Radio Super (HJCI)

Bogotá; Colombia;
- Frequency: 970 kHz

Programming
- Format: News / talk
- Affiliations: Cadena Super

Ownership
- Owner: Cadena Super

History
- First air date: 1971
- Last air date: 2012
- Former call signs: HJCJ
- Former frequencies: 1040 kHz (1971–1987)

Links
- Website: http://www.cadenasuper.com/

= Cadena Súper =

Cadena Super was a Colombian radio network, founded in the 1970s by Conservative politician Jaime Pava Navarro. Its flagship Bogotá station, Radio Super, which broadcast at 1040 kHz (formerly Radio Metropolitana), replaced pioneer station La Voz de la Víctor at 970 kHz in 1987. Before that, the flagship station was Villavicencio's La Voz del Llano.

Besides the main radio network, it owns La Superestación, a pop-rock station founded in 1982 and which became online-only in 2005, with its frequencies leased to rival network RCN Radio.

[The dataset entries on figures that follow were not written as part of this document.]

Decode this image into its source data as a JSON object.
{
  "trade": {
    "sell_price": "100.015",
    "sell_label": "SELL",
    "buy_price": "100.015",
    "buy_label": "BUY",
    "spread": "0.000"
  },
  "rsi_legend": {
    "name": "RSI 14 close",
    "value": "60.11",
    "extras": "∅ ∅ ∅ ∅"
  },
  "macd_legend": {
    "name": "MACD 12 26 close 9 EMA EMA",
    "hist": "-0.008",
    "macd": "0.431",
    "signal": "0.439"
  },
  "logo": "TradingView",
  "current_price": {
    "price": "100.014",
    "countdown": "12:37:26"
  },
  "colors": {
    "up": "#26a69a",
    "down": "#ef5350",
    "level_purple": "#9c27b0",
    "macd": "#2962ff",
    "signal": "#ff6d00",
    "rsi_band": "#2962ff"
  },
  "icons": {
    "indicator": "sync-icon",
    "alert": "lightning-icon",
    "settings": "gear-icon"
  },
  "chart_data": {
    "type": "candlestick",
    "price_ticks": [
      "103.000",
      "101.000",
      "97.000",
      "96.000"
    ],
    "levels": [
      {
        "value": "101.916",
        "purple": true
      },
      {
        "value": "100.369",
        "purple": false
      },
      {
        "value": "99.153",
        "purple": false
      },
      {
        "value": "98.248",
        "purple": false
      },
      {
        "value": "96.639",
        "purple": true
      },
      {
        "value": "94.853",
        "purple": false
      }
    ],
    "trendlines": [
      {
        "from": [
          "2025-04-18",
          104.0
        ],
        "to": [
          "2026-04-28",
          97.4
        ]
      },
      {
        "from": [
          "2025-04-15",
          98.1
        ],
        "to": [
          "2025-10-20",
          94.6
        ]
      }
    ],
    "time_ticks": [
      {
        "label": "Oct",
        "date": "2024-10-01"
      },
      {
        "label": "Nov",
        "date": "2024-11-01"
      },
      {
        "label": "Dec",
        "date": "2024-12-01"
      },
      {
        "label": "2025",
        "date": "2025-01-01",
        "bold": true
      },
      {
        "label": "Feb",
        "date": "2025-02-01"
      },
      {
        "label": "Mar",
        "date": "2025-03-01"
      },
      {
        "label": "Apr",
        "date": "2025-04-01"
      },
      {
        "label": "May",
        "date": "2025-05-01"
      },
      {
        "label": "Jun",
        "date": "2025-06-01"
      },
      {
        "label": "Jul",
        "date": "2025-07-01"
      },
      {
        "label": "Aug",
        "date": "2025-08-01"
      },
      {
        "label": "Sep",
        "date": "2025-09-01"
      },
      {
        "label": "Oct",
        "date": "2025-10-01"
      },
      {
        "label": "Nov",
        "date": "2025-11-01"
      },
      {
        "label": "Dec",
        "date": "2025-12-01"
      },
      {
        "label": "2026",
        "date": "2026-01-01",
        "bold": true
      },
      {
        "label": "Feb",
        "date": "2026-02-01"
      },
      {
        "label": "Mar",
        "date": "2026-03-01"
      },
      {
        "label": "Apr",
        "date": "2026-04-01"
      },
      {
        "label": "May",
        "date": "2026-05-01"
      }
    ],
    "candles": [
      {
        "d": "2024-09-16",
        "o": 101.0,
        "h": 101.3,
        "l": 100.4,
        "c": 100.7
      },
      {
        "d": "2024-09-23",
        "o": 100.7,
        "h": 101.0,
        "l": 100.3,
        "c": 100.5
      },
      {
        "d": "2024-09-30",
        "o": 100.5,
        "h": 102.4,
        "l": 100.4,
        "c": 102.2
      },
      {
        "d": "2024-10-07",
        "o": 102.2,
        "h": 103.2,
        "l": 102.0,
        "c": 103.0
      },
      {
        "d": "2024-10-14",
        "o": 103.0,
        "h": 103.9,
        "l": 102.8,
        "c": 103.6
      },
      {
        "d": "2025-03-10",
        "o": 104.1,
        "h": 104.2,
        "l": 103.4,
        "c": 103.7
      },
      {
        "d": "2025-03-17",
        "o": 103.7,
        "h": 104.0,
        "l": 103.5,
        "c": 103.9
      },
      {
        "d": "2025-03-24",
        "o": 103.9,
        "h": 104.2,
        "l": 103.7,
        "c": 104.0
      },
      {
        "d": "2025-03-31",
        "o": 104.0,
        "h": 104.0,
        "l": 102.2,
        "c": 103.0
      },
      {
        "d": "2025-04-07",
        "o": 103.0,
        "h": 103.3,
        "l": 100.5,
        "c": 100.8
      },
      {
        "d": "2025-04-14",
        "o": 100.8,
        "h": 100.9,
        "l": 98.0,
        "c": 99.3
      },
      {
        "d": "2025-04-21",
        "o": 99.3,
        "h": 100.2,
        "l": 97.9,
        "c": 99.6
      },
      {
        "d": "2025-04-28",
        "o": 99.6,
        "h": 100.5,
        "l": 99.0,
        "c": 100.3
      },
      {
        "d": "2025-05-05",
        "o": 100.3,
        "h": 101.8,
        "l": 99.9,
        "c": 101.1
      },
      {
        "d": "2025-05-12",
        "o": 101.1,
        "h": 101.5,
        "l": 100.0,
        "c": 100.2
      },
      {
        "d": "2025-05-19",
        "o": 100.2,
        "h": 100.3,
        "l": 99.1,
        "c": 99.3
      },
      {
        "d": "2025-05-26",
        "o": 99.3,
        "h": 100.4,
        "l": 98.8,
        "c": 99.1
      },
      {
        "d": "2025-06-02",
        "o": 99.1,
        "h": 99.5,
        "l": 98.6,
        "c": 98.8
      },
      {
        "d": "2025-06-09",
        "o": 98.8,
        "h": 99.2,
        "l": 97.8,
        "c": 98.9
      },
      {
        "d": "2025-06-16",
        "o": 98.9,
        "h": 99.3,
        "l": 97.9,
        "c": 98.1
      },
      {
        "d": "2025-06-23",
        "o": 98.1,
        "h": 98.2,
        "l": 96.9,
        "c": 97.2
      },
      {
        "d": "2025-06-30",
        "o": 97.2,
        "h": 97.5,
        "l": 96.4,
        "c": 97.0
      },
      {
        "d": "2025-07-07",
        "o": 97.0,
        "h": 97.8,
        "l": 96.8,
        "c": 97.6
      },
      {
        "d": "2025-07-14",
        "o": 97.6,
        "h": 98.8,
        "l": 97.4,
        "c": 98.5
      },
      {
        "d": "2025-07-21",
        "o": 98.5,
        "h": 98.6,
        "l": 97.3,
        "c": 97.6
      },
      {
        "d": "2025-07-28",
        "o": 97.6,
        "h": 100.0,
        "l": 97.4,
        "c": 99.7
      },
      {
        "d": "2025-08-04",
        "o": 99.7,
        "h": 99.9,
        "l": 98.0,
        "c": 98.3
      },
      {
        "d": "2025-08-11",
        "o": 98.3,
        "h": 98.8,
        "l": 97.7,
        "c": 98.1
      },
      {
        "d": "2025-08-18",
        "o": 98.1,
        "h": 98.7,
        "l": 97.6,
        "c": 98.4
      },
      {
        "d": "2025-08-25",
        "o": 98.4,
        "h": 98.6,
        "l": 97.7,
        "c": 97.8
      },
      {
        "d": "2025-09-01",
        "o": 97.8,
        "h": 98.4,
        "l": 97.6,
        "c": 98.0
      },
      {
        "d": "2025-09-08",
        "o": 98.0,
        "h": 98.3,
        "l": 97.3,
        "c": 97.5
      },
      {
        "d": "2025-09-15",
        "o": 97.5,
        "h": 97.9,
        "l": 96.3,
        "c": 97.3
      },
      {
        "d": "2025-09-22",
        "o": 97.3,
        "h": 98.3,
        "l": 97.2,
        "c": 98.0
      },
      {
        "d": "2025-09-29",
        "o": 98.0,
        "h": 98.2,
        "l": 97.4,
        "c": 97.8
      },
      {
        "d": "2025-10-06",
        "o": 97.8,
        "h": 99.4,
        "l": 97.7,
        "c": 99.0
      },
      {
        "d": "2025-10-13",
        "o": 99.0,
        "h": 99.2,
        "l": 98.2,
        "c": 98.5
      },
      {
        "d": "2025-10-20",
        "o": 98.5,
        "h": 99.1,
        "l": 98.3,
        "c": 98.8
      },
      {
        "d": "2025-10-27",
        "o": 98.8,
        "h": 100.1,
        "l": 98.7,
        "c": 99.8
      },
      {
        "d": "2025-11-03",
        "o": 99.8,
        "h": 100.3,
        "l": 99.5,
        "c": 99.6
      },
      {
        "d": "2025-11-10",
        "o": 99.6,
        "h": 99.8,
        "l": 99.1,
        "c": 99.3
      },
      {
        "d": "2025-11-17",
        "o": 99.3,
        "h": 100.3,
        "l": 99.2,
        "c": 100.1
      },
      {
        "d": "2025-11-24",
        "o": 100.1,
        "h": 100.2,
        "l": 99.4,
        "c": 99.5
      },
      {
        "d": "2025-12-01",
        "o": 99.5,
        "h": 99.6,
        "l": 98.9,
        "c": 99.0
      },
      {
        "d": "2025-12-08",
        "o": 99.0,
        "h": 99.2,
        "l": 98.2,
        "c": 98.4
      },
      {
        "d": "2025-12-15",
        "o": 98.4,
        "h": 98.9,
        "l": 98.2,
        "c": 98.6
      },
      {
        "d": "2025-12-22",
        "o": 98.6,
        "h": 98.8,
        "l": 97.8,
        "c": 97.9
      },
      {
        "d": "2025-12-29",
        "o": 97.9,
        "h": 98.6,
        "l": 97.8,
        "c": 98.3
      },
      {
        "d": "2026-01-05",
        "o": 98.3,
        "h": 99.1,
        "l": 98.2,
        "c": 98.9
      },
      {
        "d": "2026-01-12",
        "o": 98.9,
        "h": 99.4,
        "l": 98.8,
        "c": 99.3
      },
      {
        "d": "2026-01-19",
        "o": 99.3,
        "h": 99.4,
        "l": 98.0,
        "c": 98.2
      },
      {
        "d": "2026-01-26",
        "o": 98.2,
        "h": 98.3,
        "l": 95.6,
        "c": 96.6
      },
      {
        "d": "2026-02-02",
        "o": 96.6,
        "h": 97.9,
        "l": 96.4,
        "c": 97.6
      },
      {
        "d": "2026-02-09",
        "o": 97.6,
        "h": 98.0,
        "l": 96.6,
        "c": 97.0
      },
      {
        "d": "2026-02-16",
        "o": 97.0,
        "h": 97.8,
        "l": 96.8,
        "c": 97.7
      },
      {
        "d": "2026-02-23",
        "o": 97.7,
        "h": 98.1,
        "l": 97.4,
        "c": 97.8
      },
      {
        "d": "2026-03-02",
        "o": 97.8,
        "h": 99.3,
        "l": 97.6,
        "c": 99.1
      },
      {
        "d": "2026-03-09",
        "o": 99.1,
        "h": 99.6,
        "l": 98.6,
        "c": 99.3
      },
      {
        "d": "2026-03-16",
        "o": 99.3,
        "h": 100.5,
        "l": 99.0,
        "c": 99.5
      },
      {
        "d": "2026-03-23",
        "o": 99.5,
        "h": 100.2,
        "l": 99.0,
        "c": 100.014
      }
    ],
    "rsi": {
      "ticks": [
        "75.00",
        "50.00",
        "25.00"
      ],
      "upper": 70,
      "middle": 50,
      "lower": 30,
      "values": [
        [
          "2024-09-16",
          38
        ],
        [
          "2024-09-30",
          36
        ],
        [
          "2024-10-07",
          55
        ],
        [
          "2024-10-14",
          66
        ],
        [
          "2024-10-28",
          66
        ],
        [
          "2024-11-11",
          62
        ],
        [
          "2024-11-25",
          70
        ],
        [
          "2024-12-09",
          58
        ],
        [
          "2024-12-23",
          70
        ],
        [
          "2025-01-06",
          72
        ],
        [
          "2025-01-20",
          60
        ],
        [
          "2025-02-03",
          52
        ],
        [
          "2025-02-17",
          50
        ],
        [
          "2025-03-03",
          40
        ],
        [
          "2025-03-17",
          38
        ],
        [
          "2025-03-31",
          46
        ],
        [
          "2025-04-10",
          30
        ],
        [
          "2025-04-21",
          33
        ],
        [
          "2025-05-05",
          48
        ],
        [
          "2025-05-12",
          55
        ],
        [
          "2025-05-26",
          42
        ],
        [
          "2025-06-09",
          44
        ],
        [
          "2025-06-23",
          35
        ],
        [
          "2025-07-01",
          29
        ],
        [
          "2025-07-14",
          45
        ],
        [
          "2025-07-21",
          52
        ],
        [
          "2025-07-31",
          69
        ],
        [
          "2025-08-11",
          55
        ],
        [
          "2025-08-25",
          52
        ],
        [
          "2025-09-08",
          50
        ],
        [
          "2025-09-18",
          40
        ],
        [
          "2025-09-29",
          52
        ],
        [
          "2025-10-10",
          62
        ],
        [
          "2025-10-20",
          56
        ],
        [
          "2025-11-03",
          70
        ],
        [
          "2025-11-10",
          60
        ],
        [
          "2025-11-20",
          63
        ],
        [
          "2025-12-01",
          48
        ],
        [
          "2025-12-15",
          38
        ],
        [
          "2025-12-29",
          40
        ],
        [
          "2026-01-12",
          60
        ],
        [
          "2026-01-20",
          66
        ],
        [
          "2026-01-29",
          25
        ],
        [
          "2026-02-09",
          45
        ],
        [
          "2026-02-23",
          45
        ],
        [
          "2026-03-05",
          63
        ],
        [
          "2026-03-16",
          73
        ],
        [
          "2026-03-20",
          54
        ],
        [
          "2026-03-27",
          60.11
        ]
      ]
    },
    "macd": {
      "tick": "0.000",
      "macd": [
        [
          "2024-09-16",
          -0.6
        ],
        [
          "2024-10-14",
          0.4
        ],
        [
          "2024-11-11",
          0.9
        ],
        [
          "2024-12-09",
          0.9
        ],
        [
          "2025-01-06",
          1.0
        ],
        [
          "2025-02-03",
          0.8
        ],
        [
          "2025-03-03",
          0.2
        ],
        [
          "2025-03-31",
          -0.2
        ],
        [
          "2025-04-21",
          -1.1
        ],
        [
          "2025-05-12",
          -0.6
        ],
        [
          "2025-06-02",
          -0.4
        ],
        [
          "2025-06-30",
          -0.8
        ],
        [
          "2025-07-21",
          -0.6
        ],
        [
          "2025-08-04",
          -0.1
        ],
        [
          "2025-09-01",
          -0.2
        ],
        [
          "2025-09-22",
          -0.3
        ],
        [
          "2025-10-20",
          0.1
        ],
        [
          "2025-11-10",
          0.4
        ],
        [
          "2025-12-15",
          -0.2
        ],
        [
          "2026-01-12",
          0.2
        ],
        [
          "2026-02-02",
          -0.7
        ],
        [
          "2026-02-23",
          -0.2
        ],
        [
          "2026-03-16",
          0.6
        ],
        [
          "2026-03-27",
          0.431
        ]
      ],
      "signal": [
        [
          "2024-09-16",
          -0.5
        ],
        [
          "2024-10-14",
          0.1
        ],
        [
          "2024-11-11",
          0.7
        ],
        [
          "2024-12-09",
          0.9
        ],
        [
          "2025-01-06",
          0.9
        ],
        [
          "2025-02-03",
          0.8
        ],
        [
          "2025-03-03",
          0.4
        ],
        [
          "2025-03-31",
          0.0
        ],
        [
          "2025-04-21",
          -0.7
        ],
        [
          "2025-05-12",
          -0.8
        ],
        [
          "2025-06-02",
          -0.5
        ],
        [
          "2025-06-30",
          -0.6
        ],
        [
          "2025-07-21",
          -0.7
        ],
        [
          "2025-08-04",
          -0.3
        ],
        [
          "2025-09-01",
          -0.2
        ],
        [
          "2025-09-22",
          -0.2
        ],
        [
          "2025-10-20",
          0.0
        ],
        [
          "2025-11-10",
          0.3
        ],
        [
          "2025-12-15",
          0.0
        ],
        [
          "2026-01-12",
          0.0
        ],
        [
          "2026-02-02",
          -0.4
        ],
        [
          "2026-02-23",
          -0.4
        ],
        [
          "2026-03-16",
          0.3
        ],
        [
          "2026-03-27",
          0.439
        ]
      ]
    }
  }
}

Since December 2012, all the Super's frequencies in AM (Bogotá, Medellín, Cali, Ibagué, Villavicencio -Voz del Llano-, Cúcuta and Neiva) were leased to RCN too. The 3 main frequencies are called Radio Red (Bogotá, Medellín and Cali), Radio Fiesta (Cúcuta), La Cariñosa (Voz del Llano in Villavicencio), and La FM (Ibagué and Neiva).